What is a personal knowledge graph? +
A personal knowledge graph is a structured map of your own notes, ideas, and references — and the relationships between them. Where general knowledge graphs (Google, Wikidata) catalog globally important entities, a personal knowledge graph captures the entities that matter to you: your projects, your decisions, your interview subjects, your reading. The concept was formalized in Balog and Kenter's 2019 ICTIR paper at Google. Knovya is the first note app to make it native, AI-augmented, and interactive.
How is it different from Obsidian's graph view? +
Obsidian visualizes the links you've already made by hand. Knovya does that, plus three more layers — AI-suggested edges between notes that are semantically related but not yet linked, bridge node detection that highlights notes spanning multiple clusters of your work, and cluster intelligence that auto-labels your folders. The graph isn't decoration; it surfaces structure you didn't know was there.
Can I export the graph? +
Yes. Export as JSON (full graph payload — nodes, edges, semantic edges, clusters, evolution chains), as GraphML for Gephi or Cytoscape, or as a static SVG snapshot. Your data is portable; the graph isn't a lock-in.
Does the graph work in real-time? +
Manual edges — wiki links, mention blocks — appear instantly the moment you save a note. AI-suggested edges and cluster labels recompute in the background, typically within a few minutes for a workspace of a few thousand notes. The graph you're looking at is never older than your most recent draft.

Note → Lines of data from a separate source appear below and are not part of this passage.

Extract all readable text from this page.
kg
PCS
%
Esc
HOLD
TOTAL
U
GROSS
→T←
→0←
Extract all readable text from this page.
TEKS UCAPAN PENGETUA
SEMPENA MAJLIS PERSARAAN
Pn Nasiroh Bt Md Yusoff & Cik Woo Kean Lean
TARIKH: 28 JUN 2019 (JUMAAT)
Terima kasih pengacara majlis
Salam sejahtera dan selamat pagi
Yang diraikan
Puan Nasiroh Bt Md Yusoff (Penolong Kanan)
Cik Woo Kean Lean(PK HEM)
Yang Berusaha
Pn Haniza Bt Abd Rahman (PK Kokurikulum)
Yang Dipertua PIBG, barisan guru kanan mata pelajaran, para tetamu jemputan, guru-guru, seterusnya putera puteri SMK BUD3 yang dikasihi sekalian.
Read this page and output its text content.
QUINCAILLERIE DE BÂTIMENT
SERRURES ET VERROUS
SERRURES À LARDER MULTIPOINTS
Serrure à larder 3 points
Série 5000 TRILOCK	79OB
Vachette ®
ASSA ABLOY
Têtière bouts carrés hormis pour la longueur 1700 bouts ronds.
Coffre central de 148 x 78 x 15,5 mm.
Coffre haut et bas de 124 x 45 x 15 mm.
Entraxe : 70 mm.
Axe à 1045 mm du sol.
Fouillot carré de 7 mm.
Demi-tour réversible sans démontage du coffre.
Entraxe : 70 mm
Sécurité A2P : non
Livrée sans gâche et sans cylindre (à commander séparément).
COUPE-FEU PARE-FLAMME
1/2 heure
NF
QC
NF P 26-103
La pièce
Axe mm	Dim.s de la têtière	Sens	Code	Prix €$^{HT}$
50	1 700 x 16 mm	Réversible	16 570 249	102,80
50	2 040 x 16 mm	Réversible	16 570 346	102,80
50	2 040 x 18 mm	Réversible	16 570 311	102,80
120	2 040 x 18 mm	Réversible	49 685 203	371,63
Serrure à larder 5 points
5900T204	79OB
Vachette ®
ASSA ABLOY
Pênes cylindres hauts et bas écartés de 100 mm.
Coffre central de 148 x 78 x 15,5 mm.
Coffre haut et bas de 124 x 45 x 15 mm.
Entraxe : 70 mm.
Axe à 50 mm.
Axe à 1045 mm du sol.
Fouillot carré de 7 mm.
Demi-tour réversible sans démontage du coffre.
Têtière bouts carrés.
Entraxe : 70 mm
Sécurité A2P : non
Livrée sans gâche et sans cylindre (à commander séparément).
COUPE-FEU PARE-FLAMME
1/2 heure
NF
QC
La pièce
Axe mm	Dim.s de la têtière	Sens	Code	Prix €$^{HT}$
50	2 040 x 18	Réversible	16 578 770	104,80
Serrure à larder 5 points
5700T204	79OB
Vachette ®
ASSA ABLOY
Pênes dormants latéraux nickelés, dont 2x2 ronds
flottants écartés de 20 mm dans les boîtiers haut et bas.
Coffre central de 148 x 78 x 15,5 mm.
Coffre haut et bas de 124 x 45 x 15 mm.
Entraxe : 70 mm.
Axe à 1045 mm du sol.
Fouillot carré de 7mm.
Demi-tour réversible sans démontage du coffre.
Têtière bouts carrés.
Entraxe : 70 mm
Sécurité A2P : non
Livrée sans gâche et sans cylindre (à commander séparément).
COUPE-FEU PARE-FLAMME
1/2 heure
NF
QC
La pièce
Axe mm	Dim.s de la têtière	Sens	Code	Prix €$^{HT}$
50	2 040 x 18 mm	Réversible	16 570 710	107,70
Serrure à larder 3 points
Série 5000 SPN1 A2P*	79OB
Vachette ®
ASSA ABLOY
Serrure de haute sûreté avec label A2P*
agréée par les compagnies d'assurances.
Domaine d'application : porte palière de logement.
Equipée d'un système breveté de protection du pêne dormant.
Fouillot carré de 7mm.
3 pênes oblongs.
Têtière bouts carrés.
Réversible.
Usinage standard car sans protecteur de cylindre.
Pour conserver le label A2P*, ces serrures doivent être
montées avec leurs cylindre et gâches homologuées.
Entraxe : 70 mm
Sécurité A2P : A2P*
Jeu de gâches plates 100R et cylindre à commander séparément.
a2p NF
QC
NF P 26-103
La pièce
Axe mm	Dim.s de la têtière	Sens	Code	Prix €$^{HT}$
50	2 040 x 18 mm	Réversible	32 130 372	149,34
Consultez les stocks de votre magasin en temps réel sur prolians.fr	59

How are AI-suggested edges generated? +
Knovya computes semantic similarity between every pair of notes using embeddings, and surfaces the strongest pairs that you haven't explicitly linked. The threshold is calibrated to avoid noise — a suggested edge means the two notes really do share substantive content, not just a passing word in common. You always see the suggestion as a dashed line and can confirm it (turning it into a solid edge) or dismiss it.
Can I filter the graph by tag, folder, or status? +
Yes — by tag, folder, type (plan, decision, journal, framework, bug), status (draft, active, completed, deprecated), heat (hot/warm/cold), or NoteRank score. Filters compose: you can ask for hot active plans across the engineering folder and the graph re-renders to that subset.
What's the largest graph Knovya can render? +
The full-detail graph stays smooth up to a few thousand nodes. Beyond that, Knovya progressively switches to cluster-collapsed views — folders shown as single nodes, expandable on click — so a workspace of ten thousand notes still navigates without lag. The system tells you which view you're in; nothing is hidden.